Ironisnya, di Indonesia film ini dicekal karena adegan seks yang terlalu vulgar dan kekerasan. Tahun 1994, Lady Terminator akhirnya tayang dengan sensor penuh menjadi hanya 80 menit dari durasi aslinya.

2. Jagal/Act Of Killing (2012)

Film yang digarap Joshua Oppenheimer ini mencoba untuk memperlihatkan sisi lain dari hari-hari pasca G30S dimana banyak dari mereka yang dianggap PKI dihukum tanpa pengadilan di sebuah ormas di Medan, Sumatera Utara.

Film yang unik, Oppenheimer memasukan unsur drama yang dimaksudkan agar si pelaku dan narasumer ingin merekonstruksi perbuatannya ketika menyiksa terduga anggota PKI.

Bahkan, narasumber sendiri akhirnya tidak kuat, padahal ia selalu terlihat bangga dengan perbuatannya.

Teryata banyak sekali penghargaan dan nominasi yang diterima film ini, bahkan hingga mendapatkan nominasi Academy Award dan memenangkan BAFTA 2014.

Di Indonesia film ini hanya ditayangkan terbatas, umumnya ditayangkan universitas dan lembaga-lembaga HAM.

3. Something In The Way (2013)

Murudeka 17805. (berbagai sumber)

Film yang di sutradarai oleh Teddy Soeriaatmadja dan dibintangi Reza Rahardian dan Ratu Felishia ini menceritakan dua tema ‘panas’ yaitu agama dan seks.
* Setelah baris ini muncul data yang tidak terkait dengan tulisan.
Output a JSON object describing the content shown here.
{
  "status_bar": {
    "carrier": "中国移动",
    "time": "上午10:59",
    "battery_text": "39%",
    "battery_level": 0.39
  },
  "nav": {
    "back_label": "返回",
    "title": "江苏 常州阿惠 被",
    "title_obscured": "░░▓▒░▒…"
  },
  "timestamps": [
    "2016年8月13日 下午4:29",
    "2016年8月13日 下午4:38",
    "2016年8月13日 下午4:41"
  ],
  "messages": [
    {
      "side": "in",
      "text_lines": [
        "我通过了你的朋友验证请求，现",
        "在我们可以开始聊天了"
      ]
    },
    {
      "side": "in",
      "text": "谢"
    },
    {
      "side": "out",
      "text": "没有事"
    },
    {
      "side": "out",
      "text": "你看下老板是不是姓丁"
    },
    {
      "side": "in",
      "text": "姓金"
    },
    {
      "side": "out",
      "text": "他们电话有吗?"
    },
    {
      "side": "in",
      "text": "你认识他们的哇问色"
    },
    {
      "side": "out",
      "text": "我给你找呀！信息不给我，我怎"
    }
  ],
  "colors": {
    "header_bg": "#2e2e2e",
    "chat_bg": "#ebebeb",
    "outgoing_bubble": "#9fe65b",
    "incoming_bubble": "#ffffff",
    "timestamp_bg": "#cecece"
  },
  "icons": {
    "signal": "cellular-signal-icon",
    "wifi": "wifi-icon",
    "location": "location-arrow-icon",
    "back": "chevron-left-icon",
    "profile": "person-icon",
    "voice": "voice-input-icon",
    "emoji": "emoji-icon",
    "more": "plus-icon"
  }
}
Pemeran utama, Ahmad (Reza) menjadi seorang sopir taksi dan sering mengikuti kajian dan salat di masjid ternyata adalah seorang pecandu pornografi.

Anehnya, ketika ia melakukan hubungan dengan seorang pelacur, Ahmad merasa berdosa dan ingin menikahinya.

Beberapa adegan di film ini dimana Ahmad berhubungan dengan PSK, Reza tampak tak menggunakan sehelai benang pun di tubuhnya.

Film ini tayang di Berlin, dan sempat tayang di Indonesia namun hanya berdurasi 80 menit.

4. Murudeka (Merdeka) 17805 (2001)

Film sejarah mengenai Penjajahan Jepang Indonesia. Sebenarnya film ini kolaborasi antara Jepang (Toho) dan Indonesia (Rapi Films) dengan menggunakan bintang-bintang dari kedua negera seperti Jundai Yamada, Lola Amaria, Naoki Hosaka, Muhammad Iqbal dan disutradari Yukio Fuji.

Alasan tak layak tayang karena film ini ceritanya bertentangan dengan sejarah serta melukai perasaan Bangsa Indonesia hingga dikhawatirkan merusak hubungan Jepang dan Indonesia.

Adegan yang dianggap ‘nyeleneh’ bahkan oleh dubes Indonesia di Jepang kala itu, Soemadi Brotodiningrat, saat adegan seorang wanita tua Jawa yang mencium kaki tentara Jepang serta lagu Indonesia Raya yang dinyanyikan dengan cara yang tidak sesuai.

Meski dilarang terbit di Indonesia, di Jepang film ini cukup sukses, hanya saja pada saat itu saingannya adalah raksasa anime Jepang, Spirited Away, film ini tidak berkutik. Spirited Away meraup hasil hingga ¥300 miliar, sementara yang kedua, Battle Royale ‘hanya’ meraup untung ¥3 miliar, jelas film Merdeka yang meraup ¥550.000 tidak bisa berbicara banyak.

5. Senyap/Look of Silence (2015)

Film yang juga garapan Joshua Oppenheimer ini juga menjadi film ‘panas’ di Indonesia meski sepertinya tidak seramai film pertama.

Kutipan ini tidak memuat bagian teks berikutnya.